Sa silhouette de plus en plus maigre ne présageait rien de bon. Et, bien que méritée, sa consécration aux Victoires de la musique avait un goût de « C’est maintenant ou jamais ». Atteint d’un cancer du poumon depuis plus d’un an, l’ami Bashung nous a quittés ce samedi 14 mars 2009, à 61 ans. On avait beau s’y attendre, la mauvaise nouvelle fait mal. Jusqu’au bout, le chanteur s’est donné à son art, privilégiant le contact avec le public, lui offrant des concerts copieux où ses grands classiques revisités trouvaient un souffle nouveau. Toujours prêt à changer de peau, à se réinventer, Bashung était un caméléon qui a su nous tenir en haleine, nous surprendre, tout au long d’une carrière impressionnante. Grâce à de nombreuses remises en question et à des collaborations laissant place à une grande liberté artistique, il a mûri comme le bon vin, touchant au sublime dans des albums comme « Fantaisie militaire » et surtout « L’imprudence ». Au fur et à mesure, il s’est forgé un chant personnel qui travaille plus sur les intonations parlées et les inflexions vocales que sur la mélodie, transcendant ainsi le talk-over de son idole Serge Gainsbourg. Ecrites avec l’écrivain Jean Fauque, les paroles de ces deux albums dégagent une poésie riche et complexe truffée de jeux de mots jamais gratuits.

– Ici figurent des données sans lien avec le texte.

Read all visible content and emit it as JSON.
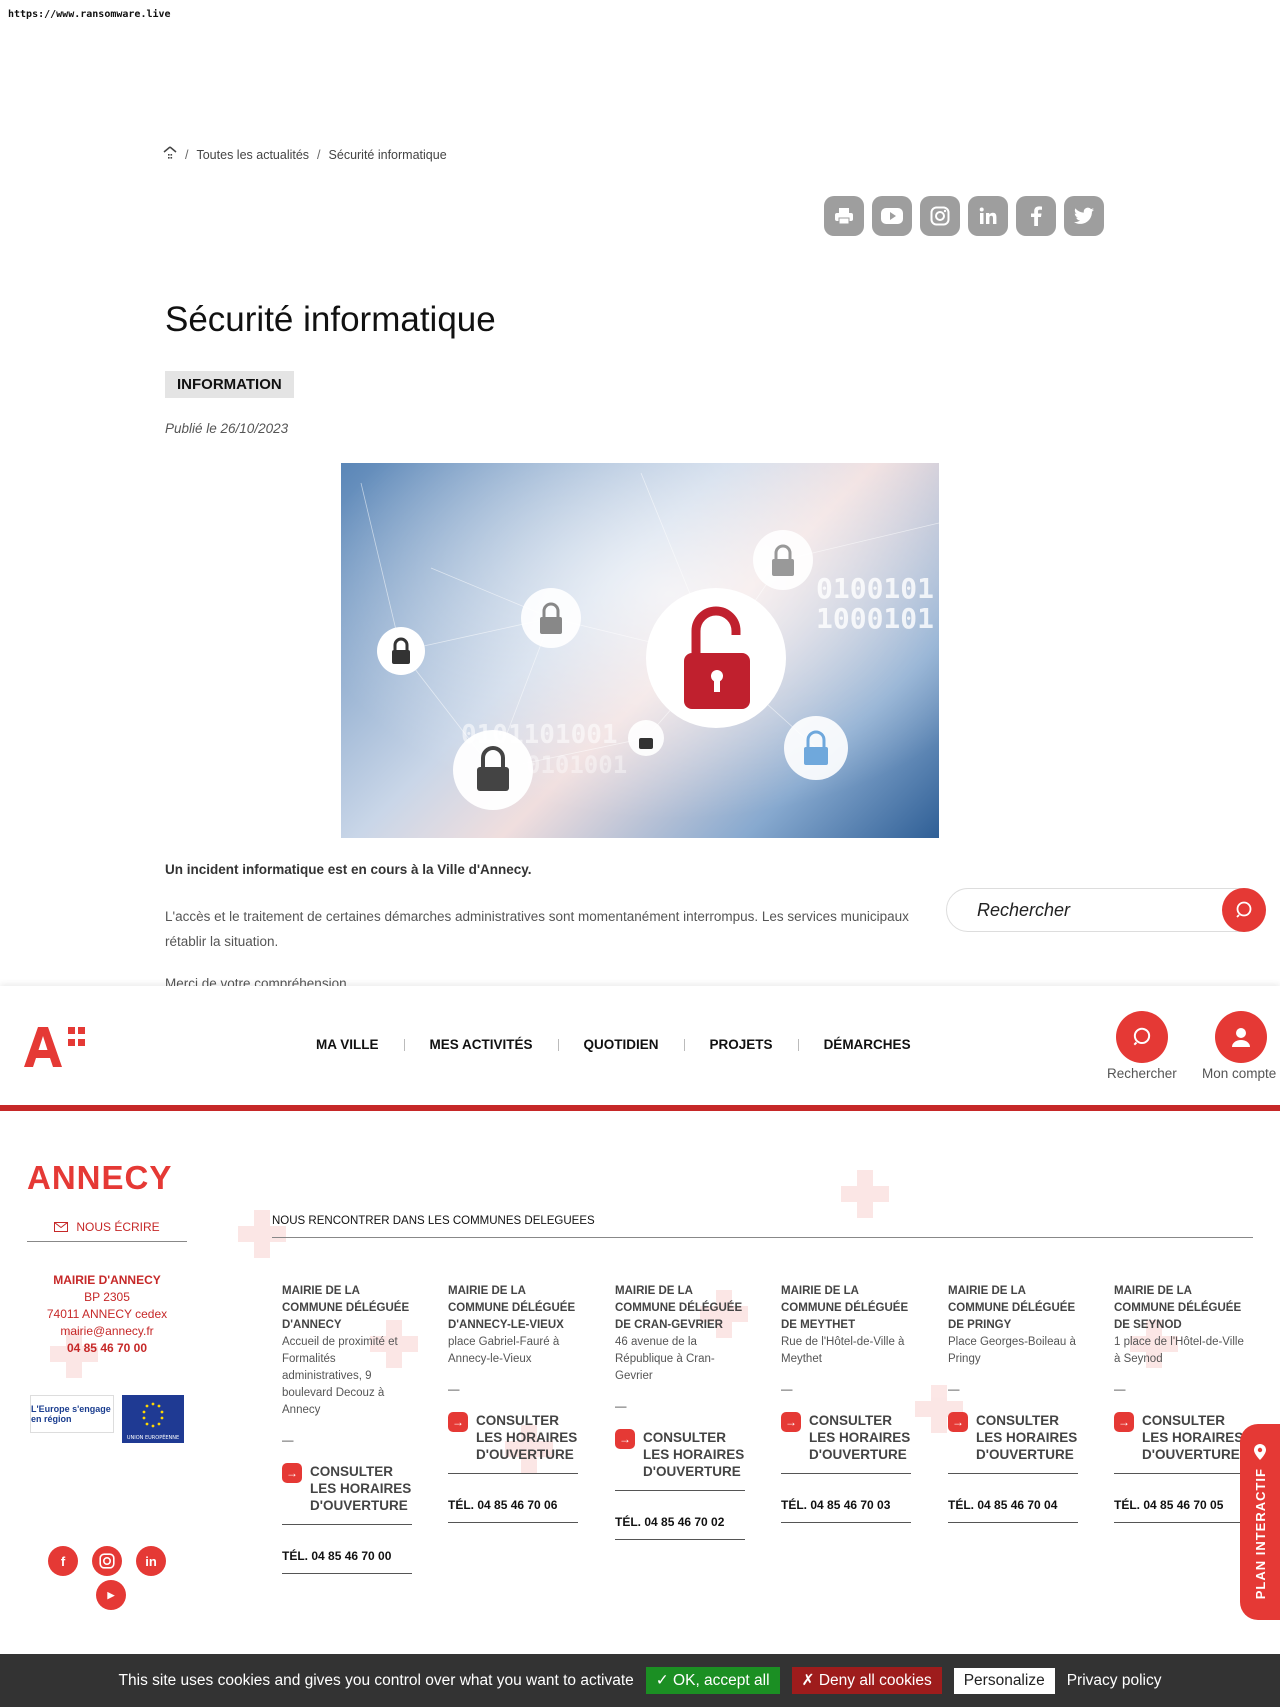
{
  "browser": {
    "url": "https://www.ransomware.live"
  },
  "breadcrumb": {
    "home_icon": "home-icon",
    "items": [
      "Toutes les actualités",
      "Sécurité informatique"
    ]
  },
  "share": {
    "buttons": [
      "print-icon",
      "youtube-icon",
      "instagram-icon",
      "linkedin-icon",
      "facebook-icon",
      "twitter-icon"
    ]
  },
  "article": {
    "title": "Sécurité informatique",
    "tag": "INFORMATION",
    "published": "Publié le 26/10/2023",
    "lead": "Un incident informatique est en cours à la Ville d'Annecy.",
    "body": "L'accès et le traitement de certaines démarches administratives sont momentanément interrompus. Les services municipaux",
    "body2": "rétablir la situation.",
    "thanks": "Merci de votre compréhension"
  },
  "search": {
    "placeholder": "Rechercher"
  },
  "nav": {
    "items": [
      "MA VILLE",
      "MES ACTIVITÉS",
      "QUOTIDIEN",
      "PROJETS",
      "DÉMARCHES"
    ],
    "search_label": "Rechercher",
    "account_label": "Mon compte"
  },
  "footer": {
    "brand": "ANNECY",
    "write_label": "NOUS ÉCRIRE",
    "contact": {
      "name": "MAIRIE D'ANNECY",
      "bp": "BP 2305",
      "city": "74011 ANNECY cedex",
      "email": "mairie@annecy.fr",
      "phone": "04 85 46 70 00"
    },
    "badge_region": "L'Europe s'engage en région",
    "badge_eu": "UNION EUROPÉENNE",
    "communes_heading": "NOUS RENCONTRER DANS LES COMMUNES DELEGUEES",
    "communes": [
      {
        "title": "MAIRIE DE LA COMMUNE DÉLÉGUÉE D'ANNECY",
        "address": "Accueil de proximité et Formalités administratives, 9 boulevard Decouz à Annecy",
        "cta": "CONSULTER LES HORAIRES D'OUVERTURE",
        "tel": "TÉL. 04 85 46 70 00"
      },
      {
        "title": "MAIRIE DE LA COMMUNE DÉLÉGUÉE D'ANNECY-LE-VIEUX",
        "address": "place Gabriel-Fauré à Annecy-le-Vieux",
        "cta": "CONSULTER LES HORAIRES D'OUVERTURE",
        "tel": "TÉL. 04 85 46 70 06"
      },
      {
        "title": "MAIRIE DE LA COMMUNE DÉLÉGUÉE DE CRAN-GEVRIER",
        "address": "46 avenue de la République à Cran-Gevrier",
        "cta": "CONSULTER LES HORAIRES D'OUVERTURE",
        "tel": "TÉL. 04 85 46 70 02"
      },
      {
        "title": "MAIRIE DE LA COMMUNE DÉLÉGUÉE DE MEYTHET",
        "address": "Rue de l'Hôtel-de-Ville à Meythet",
        "cta": "CONSULTER LES HORAIRES D'OUVERTURE",
        "tel": "TÉL. 04 85 46 70 03"
      },
      {
        "title": "MAIRIE DE LA COMMUNE DÉLÉGUÉE DE PRINGY",
        "address": "Place Georges-Boileau à Pringy",
        "cta": "CONSULTER LES HORAIRES D'OUVERTURE",
        "tel": "TÉL. 04 85 46 70 04"
      },
      {
        "title": "MAIRIE DE LA COMMUNE DÉLÉGUÉE DE SEYNOD",
        "address": "1 place de l'Hôtel-de-Ville à Seynod",
        "cta": "CONSULTER LES HORAIRES D'OUVERTURE",
        "tel": "TÉL. 04 85 46 70 05"
      }
    ],
    "social": [
      "facebook-icon",
      "instagram-icon",
      "linkedin-icon",
      "youtube-icon"
    ],
    "dash": "—"
  },
  "plan": {
    "label": "PLAN INTERACTIF"
  },
  "cookie": {
    "text": "This site uses cookies and gives you control over what you want to activate",
    "accept": "✓ OK, accept all",
    "deny": "✗ Deny all cookies",
    "personalize": "Personalize",
    "policy": "Privacy policy"
  },
  "colors": {
    "accent": "#e53935",
    "dark_red": "#c62828",
    "cookie_bg": "#333333",
    "accept_green": "#1b8f23"
  }
}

Avec du recul, on peut dire que ces disques sont des merveilles uniques en leur genre qui restent inégalées dans le paysage musical francophone et même mondial. Dans « Bleu pétrole », le dernier opus, on le voit revenir à un chant plus mélodique et à des chansons pop rock plus classiques. C’est sans doute l’urgence de son état de santé qui l’a poussé à retrouver le plaisir immédiat d’une « chanson chantée ». Mijoté avec Gaëtan Roussel (Louise Attaque) et Gérard Manset, l’album est encore une fois à la hauteur du personnage et détient son lot de perles (« Je t’ai manqué », « Comme un légo », …). Bashung est parti et personne ne pourra combler le manque que sa disparition créée instantanément, tant l’artiste est irremplaçable et son œuvre remarquable. Difficile de ne pas penser à toutes ces émotions fortes et inédites que le bonhomme nous aurait encore fait vivre. (GD)

 

  • Lire la chronique à cinq voix de son album « Bleu pétrole »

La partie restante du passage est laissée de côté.